Better Cities = Better Living
That is the question right? Which do you want more of; what is on the left or the right of the above picture.
This is what the recent journal article Pavement Buster’s Guide: Why and How to Reduce the Amount of Land Paved for Roads and Parking Facilities sets out to answer in both why, what and how!
Russell Ling with his Transport Leader newsletter succinctly broke down some key points from the journal. You can read these Key Takeaways below while you can check out Russell here.
Key Takeaways
- Paved area can often be significantly reduced in ways that are cost-effective and highly beneficial.
- Reducing the size of roads and parking facilities can provide many benefits, including more compact development, improved walking conditions, reduced stormwater management costs and heat island effects, more green space and habitat, and more liveable communities.
- Strategies to reduce road and parking area include:
- Use policies and planning practices that result in more compact, mixed-use, multi-modal communities, as opposed to sprawl.
- Favour Space-Efficient Travel Modes.
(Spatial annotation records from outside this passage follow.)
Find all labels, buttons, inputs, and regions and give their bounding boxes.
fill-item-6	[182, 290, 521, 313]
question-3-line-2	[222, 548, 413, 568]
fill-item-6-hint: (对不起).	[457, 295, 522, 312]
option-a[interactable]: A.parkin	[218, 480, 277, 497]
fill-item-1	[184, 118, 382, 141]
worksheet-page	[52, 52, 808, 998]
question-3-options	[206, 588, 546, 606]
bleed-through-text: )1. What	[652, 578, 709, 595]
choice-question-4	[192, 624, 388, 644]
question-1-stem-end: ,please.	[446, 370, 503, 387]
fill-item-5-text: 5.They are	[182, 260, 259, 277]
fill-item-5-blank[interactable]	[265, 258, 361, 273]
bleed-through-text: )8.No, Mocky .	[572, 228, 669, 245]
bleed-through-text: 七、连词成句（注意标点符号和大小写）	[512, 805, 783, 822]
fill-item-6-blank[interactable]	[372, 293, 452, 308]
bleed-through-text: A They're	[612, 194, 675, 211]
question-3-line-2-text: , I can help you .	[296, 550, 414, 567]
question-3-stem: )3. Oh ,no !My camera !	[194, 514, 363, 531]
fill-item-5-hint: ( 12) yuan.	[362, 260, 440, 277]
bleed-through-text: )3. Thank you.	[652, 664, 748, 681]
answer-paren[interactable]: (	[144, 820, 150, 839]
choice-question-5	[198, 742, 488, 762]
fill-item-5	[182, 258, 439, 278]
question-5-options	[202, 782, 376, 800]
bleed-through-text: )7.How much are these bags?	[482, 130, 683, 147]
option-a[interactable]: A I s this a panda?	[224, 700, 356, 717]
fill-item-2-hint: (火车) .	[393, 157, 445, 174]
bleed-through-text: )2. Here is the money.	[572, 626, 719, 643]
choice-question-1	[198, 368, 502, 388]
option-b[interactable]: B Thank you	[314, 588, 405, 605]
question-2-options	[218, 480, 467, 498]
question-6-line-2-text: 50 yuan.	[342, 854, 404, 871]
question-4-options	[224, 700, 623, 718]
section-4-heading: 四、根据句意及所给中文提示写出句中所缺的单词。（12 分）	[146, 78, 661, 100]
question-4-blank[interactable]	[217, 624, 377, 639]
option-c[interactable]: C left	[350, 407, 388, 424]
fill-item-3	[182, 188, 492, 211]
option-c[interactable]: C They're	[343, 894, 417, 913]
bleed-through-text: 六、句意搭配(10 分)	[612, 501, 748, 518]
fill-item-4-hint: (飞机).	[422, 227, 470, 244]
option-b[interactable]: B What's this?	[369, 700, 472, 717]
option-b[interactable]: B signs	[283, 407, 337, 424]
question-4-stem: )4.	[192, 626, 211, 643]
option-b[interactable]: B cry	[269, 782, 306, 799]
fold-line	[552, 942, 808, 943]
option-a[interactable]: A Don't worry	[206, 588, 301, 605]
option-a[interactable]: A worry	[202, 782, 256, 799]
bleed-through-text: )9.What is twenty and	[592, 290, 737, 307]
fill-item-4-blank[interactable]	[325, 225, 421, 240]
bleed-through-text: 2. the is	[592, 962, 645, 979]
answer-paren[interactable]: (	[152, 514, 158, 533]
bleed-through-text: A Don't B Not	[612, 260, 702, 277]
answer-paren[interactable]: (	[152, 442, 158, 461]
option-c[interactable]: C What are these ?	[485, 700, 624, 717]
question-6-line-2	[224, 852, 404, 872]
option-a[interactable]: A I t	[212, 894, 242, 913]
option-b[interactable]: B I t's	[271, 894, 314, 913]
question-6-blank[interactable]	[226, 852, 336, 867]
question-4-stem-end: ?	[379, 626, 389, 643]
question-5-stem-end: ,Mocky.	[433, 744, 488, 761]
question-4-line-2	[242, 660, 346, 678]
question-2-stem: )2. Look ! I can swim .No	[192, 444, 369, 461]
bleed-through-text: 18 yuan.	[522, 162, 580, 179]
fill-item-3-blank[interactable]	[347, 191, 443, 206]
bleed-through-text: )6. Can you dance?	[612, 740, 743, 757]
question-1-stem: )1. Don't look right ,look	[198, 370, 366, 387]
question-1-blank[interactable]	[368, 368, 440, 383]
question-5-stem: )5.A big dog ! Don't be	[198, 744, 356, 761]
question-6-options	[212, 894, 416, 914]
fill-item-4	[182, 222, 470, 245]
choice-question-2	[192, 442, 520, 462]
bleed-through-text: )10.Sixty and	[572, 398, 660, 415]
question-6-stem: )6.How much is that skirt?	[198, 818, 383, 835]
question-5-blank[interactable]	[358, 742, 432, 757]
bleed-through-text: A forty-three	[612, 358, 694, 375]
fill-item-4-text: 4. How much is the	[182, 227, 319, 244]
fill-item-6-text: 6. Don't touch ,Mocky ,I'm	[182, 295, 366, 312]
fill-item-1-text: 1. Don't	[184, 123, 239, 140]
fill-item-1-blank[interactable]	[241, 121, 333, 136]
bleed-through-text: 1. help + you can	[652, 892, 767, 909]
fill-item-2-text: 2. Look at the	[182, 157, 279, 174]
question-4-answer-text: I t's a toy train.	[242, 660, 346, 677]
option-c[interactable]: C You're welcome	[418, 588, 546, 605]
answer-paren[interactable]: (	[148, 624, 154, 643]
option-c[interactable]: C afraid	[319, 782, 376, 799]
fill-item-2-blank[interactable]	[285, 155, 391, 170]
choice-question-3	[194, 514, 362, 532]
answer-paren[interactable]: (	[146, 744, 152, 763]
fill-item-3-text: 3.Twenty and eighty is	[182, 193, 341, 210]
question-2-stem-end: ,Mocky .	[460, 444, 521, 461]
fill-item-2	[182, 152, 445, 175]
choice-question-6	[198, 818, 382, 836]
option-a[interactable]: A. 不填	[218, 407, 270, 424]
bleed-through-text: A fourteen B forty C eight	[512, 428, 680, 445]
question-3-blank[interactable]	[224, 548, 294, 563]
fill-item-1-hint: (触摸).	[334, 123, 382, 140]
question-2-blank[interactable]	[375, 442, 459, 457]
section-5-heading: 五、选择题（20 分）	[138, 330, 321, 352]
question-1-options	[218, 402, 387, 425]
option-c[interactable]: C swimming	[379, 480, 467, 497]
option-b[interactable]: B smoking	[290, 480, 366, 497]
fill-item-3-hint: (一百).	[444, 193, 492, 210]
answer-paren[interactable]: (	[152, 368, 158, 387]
Walking, cycling and public transit require less land for roads and parking than cars.
- Educate decision-makers concerning the full costs of excessive road and parking supply.
- Green Roofs – buildings that minimise stormwater runoff and heat island effects.
- Reduce Street Width Requirements
- Reduce or Eliminate Off-street Parking Mandates
- Stormwater management fees (a utility fee based on impervious surface area to fund stormwater management).
- Parking Management (various strategies that encourage more efficient use of parking facilities).
- Efficient Road and Parking Pricing
- Overflow Plans. Excessive parking requirements are often justified to meet occasional peak demands.
- Use Parking Facilities More Efficiently
- Parking Taxes
- Structured and Underground Parking instead of surface parking.
- Infill and Brownfield Redevelopment
- Complete Streets, Streetscaping and Road Space Reallocation
- Encourage shared right-of-way. There may be opportunities to share rights-of-way between roads and other utilities.
- Neighbourhood Parks
- Improve Facility Design – Various design features can reduce road and parking facility environmental impacts.
Pavement Buster’s Guide: Why and How to Reduce the Amount of Land Paved for Roads and Parking Facilities
In short graphic form you are basically doing the below.

Where can we start? Pretty much anywhere although a certain City Centre (or large Metropolitan Centre) would be a very perfect candidate for such reclaiming!

Oceans of surface parking waiting for some Reclaiming treatment. Especially as Manukau sits on some major transport routes both road and transit, with Airport to Botany Rapid Transit not far off in the too distant future linking the south-east of Auckland all up.
When reclaiming those surface parking lots, we have to remember some basic fundamentals as most will be come perimeter mixed use blocks like the one below.

Another example from France although this is residential not mixed use. However, turning the corner sites of this block development into Mixed use would work as well.

In doing this reclaiming work you could let your imagination run wild as while there is a framework as we saw with the Perimeter block back above, how you interpret it on the ground is limited by said imagination!